|View single post by Texas Defender|
|Posted: Thu Nov 10th, 2011 02:31 pm||
Once again, we are in the realm of: "What ifs," so I'll add some of my views to the excellent response that Mark gave.
First of all, I certainly wouldn't call Sherman's March: "Total War." While there was sometimes indiscriminate destruction of property that would have pleased the Vandals, there were relatively few crimes committed against people. There were no mass killings like you saw in WW II when the Germans invaded the USSR, or when the Russians reversed the process.
Aside from killing over 600,000 Americans, what did the Civil War accomplish? Slavery was ended- but as you say, it probably would have ended on its own before the turn of the century. What I would maintain is that in spite of all the fratricide and physical damage done by the war, it resulted in the acceleration of the process of the US becoming a world power, and this in turn had a profound effect on world history in the 20th century.
Events in Europe such as the Potato Famine and the revolutionary wars in 1848 had begun large scale immingration of Europeans to the US (The vast majority going to the north). This provided a labor force that encouraged a transition to a more widespread manufacturing economy.
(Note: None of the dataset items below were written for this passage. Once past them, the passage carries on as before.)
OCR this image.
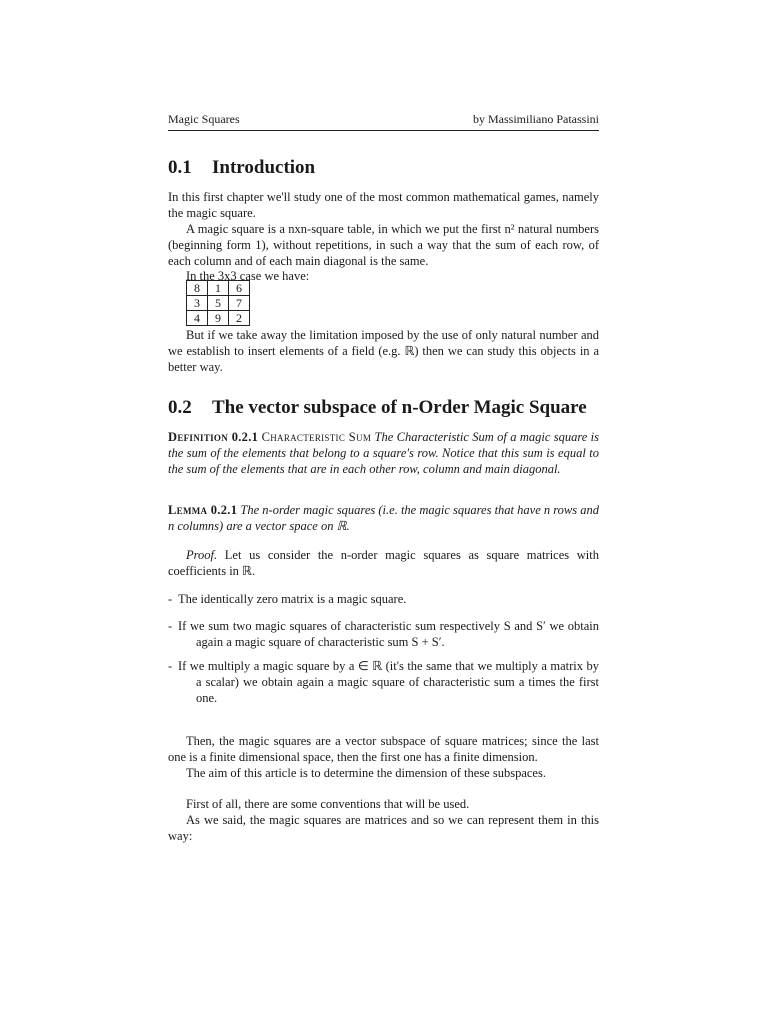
Magic Squares	by Massimiliano Patassini
0.1 Introduction
In this first chapter we'll study one of the most common mathematical games, namely the magic square.
A magic square is a nxn-square table, in which we put the first n² natural numbers (beginning form 1), without repetitions, in such a way that the sum of each row, of each column and of each main diagonal is the same.
In the 3x3 case we have:
8	1	6
3	5	7
4	9	2
But if we take away the limitation imposed by the use of only natural number and we establish to insert elements of a field (e.g. ℝ) then we can study this objects in a better way.
0.2 The vector subspace of n-Order Magic Square
Definition 0.2.1 Characteristic Sum The Characteristic Sum of a magic square is the sum of the elements that belong to a square's row. Notice that this sum is equal to the sum of the elements that are in each other row, column and main diagonal.
Lemma 0.2.1 The n-order magic squares (i.e. the magic squares that have n rows and n columns) are a vector space on ℝ.
Proof. Let us consider the n-order magic squares as square matrices with coefficients in ℝ.
- The identically zero matrix is a magic square.
- If we sum two magic squares of characteristic sum respectively S and S′ we obtain again a magic square of characteristic sum S + S′.
- If we multiply a magic square by a ∈ ℝ (it's the same that we multiply a matrix by a scalar) we obtain again a magic square of characteristic sum a times the first one.
Then, the magic squares are a vector subspace of square matrices; since the last one is a finite dimensional space, then the first one has a finite dimension.
The aim of this article is to determine the dimension of these subspaces.
First of all, there are some conventions that will be used.
As we said, the magic squares are matrices and so we can represent them in this way:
By 1860, this transition was well under way. But the necessity of war sped up the process as the northerners produced a prodigious amount of weapons and equipment to overwhelm the southerners. The new manufacturing economy led to a constant demand for more and more cheap labor, which encouraged more and more immigration. This demand lasted well into the 20th century. The US became a beacon for: "The tired, the poor, and the huddled masses" of Europe. Many millions of Europeans realized that emigrating to the US would provide more opportunities for a good life than they would have in their countries of origin. So, they came in their multitudes.
My view is that the Civil War, as horrible as it was, resulted in the acceleration of the process of transforming the US into a world power (Which it was by the beginning of the 20th century) and a superpower (Which it was by 1945). I believe that if there had been no Civil War (whether the southern states left or not), this process would have taken longer, and as a result, the history of the 20th century would have been much different. In all probability, it would not now be remembered as the: "American Century."